Department of Clinical Nutrition and Dietetics, Faculty of Applied Medical Sciences, The Hashemite University, P.O. Box 330127, Zarqa, 13133, Jordan; College of Pharmacy, Al Ain University, Abu Dhabi, United Arab Emirates.
Independent Scholar, Amman, Jordan.
Complement Ther Med. 2021 Mar;57:102662. doi: 10.1016/j.ctim.2021.102662. Epub 2021 Jan 5.

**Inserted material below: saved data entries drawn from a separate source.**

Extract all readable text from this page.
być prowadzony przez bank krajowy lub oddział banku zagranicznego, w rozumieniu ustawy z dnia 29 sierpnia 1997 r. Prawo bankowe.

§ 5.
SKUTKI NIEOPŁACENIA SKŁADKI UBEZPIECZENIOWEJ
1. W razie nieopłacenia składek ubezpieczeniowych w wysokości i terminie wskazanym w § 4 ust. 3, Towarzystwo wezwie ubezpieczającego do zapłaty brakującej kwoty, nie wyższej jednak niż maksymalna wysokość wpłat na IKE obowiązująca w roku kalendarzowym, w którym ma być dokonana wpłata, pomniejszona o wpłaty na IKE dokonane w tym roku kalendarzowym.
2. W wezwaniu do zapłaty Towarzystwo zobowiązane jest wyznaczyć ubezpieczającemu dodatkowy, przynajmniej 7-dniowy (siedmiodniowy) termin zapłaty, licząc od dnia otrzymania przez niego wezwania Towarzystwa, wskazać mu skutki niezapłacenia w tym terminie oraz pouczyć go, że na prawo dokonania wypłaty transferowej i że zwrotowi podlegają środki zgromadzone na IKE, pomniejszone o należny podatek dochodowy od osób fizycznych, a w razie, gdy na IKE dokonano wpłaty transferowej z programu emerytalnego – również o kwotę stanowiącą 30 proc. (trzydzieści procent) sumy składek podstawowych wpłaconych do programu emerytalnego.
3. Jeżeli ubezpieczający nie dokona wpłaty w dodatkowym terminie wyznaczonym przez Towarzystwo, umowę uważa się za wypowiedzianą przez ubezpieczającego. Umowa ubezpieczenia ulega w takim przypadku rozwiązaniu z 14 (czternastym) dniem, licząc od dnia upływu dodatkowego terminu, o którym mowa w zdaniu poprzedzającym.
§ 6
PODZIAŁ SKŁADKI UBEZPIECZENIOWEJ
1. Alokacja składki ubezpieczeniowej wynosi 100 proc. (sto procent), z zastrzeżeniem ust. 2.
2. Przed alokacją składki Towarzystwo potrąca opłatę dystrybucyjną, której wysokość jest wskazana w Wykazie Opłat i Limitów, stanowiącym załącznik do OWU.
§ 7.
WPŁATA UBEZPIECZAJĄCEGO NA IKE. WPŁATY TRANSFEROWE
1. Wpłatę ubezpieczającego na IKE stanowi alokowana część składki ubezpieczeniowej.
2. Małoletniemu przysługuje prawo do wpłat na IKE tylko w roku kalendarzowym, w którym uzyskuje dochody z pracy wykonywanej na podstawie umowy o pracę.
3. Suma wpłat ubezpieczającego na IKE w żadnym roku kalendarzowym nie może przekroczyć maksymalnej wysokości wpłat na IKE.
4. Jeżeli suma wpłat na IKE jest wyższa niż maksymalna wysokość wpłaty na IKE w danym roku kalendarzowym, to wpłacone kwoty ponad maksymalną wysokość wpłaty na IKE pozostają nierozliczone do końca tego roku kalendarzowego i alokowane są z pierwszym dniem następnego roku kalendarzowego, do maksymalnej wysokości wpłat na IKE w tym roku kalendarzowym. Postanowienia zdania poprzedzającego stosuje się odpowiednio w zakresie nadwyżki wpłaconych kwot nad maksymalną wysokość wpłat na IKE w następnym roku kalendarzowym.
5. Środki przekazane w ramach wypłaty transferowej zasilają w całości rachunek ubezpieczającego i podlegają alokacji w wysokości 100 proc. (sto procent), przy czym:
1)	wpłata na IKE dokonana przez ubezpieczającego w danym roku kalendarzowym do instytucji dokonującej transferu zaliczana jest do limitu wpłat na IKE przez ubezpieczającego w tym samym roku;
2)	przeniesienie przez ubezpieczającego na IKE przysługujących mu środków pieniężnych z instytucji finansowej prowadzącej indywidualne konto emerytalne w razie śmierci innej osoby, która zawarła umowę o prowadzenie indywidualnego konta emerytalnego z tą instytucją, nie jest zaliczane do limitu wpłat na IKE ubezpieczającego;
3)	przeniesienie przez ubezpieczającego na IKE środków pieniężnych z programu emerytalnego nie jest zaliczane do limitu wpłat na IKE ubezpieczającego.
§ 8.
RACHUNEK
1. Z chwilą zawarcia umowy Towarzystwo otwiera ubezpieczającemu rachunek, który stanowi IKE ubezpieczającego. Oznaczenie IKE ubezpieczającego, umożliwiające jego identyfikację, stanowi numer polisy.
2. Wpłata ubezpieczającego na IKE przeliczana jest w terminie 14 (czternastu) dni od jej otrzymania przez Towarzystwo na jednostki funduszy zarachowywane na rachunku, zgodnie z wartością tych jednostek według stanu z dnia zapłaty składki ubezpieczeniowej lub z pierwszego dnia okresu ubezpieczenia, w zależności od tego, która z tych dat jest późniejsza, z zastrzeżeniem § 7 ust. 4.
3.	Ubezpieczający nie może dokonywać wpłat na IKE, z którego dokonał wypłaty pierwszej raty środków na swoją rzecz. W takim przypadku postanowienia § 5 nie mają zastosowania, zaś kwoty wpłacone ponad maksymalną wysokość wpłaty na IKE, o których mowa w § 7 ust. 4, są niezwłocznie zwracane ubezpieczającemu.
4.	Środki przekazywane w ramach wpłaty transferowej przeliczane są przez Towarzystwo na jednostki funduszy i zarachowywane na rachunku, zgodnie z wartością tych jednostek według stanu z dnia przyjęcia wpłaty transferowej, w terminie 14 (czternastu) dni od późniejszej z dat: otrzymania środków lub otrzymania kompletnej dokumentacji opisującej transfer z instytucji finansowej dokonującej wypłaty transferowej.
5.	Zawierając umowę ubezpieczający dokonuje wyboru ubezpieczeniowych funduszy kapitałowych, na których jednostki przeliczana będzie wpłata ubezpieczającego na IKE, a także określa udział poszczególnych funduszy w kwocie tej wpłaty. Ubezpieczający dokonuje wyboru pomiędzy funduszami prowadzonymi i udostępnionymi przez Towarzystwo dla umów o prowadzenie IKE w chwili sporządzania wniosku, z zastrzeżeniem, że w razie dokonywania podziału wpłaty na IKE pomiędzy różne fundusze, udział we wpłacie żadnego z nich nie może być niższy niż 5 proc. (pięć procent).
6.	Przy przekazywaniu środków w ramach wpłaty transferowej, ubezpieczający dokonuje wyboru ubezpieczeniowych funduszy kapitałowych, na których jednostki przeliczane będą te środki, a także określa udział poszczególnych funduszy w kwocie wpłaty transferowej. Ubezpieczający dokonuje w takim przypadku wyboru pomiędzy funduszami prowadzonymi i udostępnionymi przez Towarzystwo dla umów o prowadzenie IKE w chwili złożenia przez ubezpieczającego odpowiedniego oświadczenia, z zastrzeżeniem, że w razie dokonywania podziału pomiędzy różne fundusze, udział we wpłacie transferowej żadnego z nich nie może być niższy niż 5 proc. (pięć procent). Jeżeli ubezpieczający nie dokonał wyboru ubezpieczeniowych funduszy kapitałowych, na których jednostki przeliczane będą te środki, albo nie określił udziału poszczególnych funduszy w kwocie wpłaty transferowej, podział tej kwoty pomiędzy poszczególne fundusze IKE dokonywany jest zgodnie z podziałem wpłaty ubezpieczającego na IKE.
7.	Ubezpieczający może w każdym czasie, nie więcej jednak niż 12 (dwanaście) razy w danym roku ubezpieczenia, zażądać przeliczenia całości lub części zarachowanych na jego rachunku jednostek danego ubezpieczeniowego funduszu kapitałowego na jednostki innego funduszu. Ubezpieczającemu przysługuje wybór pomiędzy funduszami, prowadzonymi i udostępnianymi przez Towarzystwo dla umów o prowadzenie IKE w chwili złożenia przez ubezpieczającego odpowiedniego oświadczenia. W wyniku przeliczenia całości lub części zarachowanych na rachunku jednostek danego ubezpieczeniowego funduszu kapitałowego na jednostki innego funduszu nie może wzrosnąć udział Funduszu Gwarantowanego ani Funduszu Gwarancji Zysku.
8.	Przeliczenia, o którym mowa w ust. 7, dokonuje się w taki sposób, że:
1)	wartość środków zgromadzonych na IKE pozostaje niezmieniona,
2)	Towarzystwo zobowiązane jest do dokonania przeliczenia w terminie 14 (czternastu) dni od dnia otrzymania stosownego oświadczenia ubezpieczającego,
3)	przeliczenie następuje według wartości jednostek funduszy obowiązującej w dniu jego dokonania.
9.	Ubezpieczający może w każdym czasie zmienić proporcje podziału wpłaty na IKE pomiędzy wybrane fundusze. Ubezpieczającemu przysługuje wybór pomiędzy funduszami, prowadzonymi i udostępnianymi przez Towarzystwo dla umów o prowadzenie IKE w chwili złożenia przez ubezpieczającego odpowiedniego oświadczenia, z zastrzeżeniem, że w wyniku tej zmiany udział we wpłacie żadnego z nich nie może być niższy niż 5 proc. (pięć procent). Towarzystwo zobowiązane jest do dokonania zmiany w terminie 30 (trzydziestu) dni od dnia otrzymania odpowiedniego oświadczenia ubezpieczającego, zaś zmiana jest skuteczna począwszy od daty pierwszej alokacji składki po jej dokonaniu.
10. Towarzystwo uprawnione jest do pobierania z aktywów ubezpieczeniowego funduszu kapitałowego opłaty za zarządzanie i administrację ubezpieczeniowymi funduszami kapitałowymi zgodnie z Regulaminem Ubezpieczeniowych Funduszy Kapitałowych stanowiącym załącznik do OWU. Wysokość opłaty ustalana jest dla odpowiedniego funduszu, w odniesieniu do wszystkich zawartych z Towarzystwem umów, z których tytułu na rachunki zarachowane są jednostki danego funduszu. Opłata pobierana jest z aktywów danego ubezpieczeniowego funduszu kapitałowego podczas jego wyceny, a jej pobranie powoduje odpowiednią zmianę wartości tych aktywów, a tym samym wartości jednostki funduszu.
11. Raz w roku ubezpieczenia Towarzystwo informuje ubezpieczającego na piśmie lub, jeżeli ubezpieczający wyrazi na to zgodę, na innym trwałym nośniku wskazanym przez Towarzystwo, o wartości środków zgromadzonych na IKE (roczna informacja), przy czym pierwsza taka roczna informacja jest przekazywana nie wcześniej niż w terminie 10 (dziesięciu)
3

A large number of studies have demonstrated the effects of omega- 3 supplements containing mixtures of eicosapentaenoic acid (EPA) and docosahexaenoic acid (DHA), known to favorably affect many modifiable risk factors of coronary heart disease (CHD). These studies have used diverse ratios and doses of EPA and DHA. However, it is not known whether the ratio of EPA to DHA in omega-3 supplements affect their efficacy as modulators for cardiovascular risk factors. This meta-regression aimed to investigate the effect of different ratios of EPA to DHA on risk factors associated with CHD including lipid profile, blood pressure, heart rate, and inflammation.

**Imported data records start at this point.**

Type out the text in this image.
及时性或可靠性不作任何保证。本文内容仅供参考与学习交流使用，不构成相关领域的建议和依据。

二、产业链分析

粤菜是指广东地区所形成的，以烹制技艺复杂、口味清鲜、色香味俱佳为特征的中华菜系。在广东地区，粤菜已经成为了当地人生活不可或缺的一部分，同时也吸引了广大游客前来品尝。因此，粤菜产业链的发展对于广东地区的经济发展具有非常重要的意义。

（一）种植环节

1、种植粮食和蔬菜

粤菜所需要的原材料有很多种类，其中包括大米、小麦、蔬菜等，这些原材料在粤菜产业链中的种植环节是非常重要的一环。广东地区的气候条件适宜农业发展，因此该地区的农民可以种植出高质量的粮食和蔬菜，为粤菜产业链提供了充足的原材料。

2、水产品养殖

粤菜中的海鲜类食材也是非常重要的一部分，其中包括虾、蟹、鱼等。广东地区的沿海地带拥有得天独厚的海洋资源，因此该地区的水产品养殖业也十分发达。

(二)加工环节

A regression analysis was carried out on 92 clinical trials with acceptable quality (Jadad score ≥ 3) that were previously identified from two databases (PubMed and Cochrane Library).

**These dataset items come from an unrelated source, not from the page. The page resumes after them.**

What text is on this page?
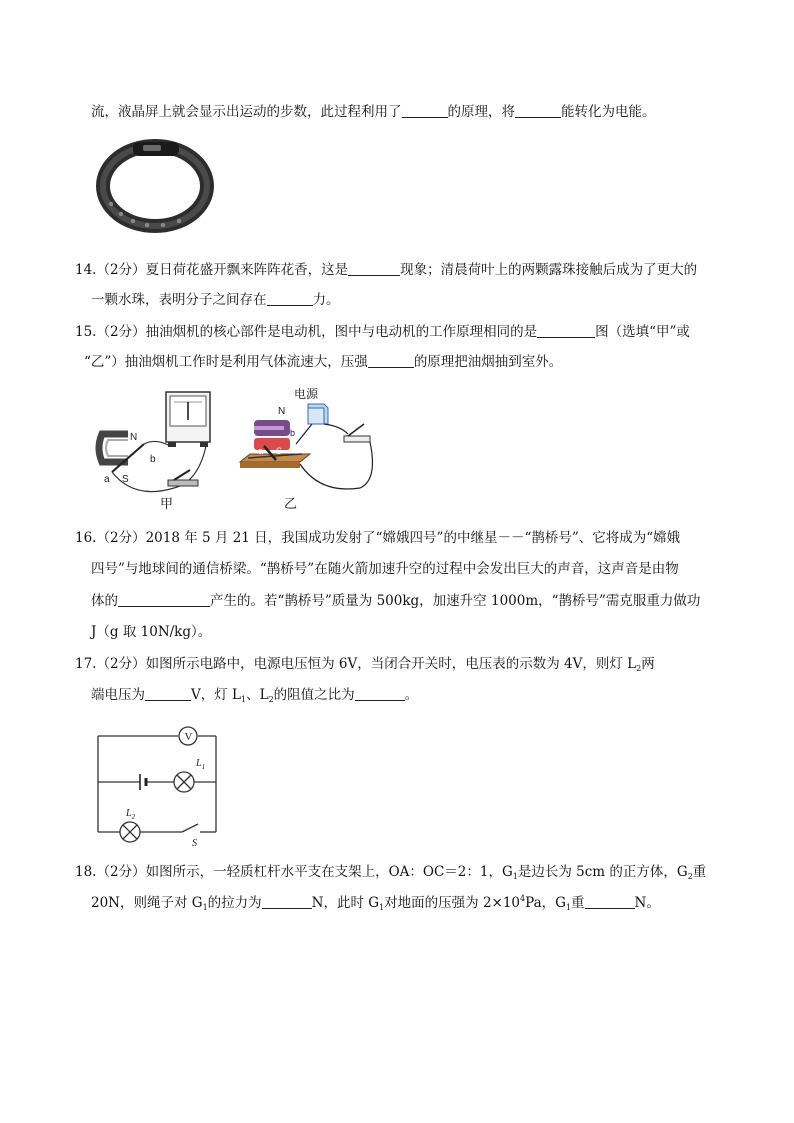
流，液晶屏上就会显示出运动的步数，此过程利用了	的原理，将	能转化为电能。
14.（2分）夏日荷花盛开飘来阵阵花香，这是	现象；清晨荷叶上的两颗露珠接触后成为了更大的
一颗水珠，表明分子之间存在	力。
15.（2分）抽油烟机的核心部件是电动机，图中与电动机的工作原理相同的是	图（选填“甲”或
“乙”）抽油烟机工作时是利用气体流速大，压强	的原理把油烟抽到室外。
N
S
a
b
甲
电源
N
b
a S
乙
16.（2分）2018 年 5 月 21 日，我国成功发射了“嫦娥四号”的中继星－－“鹊桥号”、它将成为“嫦娥
四号”与地球间的通信桥梁。“鹊桥号”在随火箭加速升空的过程中会发出巨大的声音，这声音是由物
体的	产生的。若“鹊桥号”质量为 500kg，加速升空 1000m，“鹊桥号”需克服重力做功
J（g 取 10N/kg）。
17.（2分）如图所示电路中，电源电压恒为 6V，当闭合开关时，电压表的示数为 4V，则灯 $L_2$两
端电压为	V，灯 $L_1$、$L_2$的阻值之比为	。
V
$L_1$
$L_2$
S
18.（2分）如图所示，一轻质杠杆水平支在支架上，OA：OC＝2：1，$G_1$是边长为 5cm 的正方体，$G_2$重
20N，则绳子对 $G_1$的拉力为	N，此时 $G_1$对地面的压强为 $2\times 10^4Pa$，$G_1$重	N。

Data from studies that met the inclusion criteria for this analysis showed that the ratio of EPA to DHA was not associated with lipid profile, diastolic blood pressure, or heart rate. With all studies, the ratio of EPA to DHA was associated with C-reactive protein (CRP) (β = -1.3121 (95 % CI: -1.6610 to -0.9543), that is, the higher the EPA to DHA ratio, the greater the reduction. Using only studies that supplied EPA and DHA in the range of 2 g-6 g, the ratio of EPA to DHA was also associated with CRP (β = -2.10429 and 95 % CI: -3.89963 to -0.30895); that is, an even more pronounced reduction in CRP with a higher EPA to DHA ratio. Systolic blood pressure was only associated with an increasing EPA to DHA ratio in the 2 g-6 g range (β = 5.47129 and 95 % CI: 0.40677-10.53580), that is, a higher EPA to DHA ratio within this dose range, the greater the increase in SBP.
Current data suggest that the EPA to DHA ratio only correlates to the modulation of CRP by omega-3 supplementation of EPA and DHA, and SBP in studies that supplemented EPA and DHA in the range of 2 g-6 g, shedding light on potential differential effects of EPA vs. DHA on inflammation and systolic blood pressure.
大量研究表明,含有二十碳五烯酸(EPA)和二十二碳六烯酸(DHA)的ω-3 补充剂对冠心病(CHD)的许多可改变的危险因素有有利影响。这些研究使用了不同比例和剂量的 EPA 和 DHA。然而,ω-3 补充剂中 EPA 与 DHA 的比例是否影响其作为心血管危险因素调节剂的功效尚不清楚。这项荟萃回归分析旨在研究 EPA 与 DHA 的不同比例对与 CHD 相关的危险因素的影响,包括血脂谱、血压、心率和炎症。
对从两个数据库(PubMed 和 Cochrane Library)中先前确定的 92 项具有可接受质量(Jadad 评分≥3)的临床试验进行回归分析。
符合本分析纳入标准的研究数据表明,EPA 与 DHA 的比例与血脂谱、舒张压或心率无关。对于所有研究,EPA 与 DHA 的比例与 C 反应蛋白(CRP)相关(β=-1.3121(95%CI:-1.6610 至-0.9543),即 EPA 与 DHA 的比例越高,降低幅度越大。仅使用提供 EPA 和 DHA 剂量在 2-6g 范围内的研究,EPA 与 DHA 的比例也与 CRP 相关(β=-2.10429 和 95%CI:-3.89963 至-0.30895);即,随着 EPA 与 DHA 的比例增加,CRP 明显降低。仅在 2-6g 范围内,收缩压与 EPA 与 DHA 的比例增加相关(β=5.47129 和 95%CI:0.40677-10.53580),即在此剂量范围内,EPA 与 DHA 的比例越高,SBP 增加越大。
目前的数据表明,EPA 与 DHA 的比例仅与 EPA 和 DHA 补充ω-3 对 CRP 的调节以及补充 EPA 和 DHA 在 2-6g 范围内的 SBP 相关,这表明 EPA 与 DHA 对炎症和收缩压的潜在影响不同。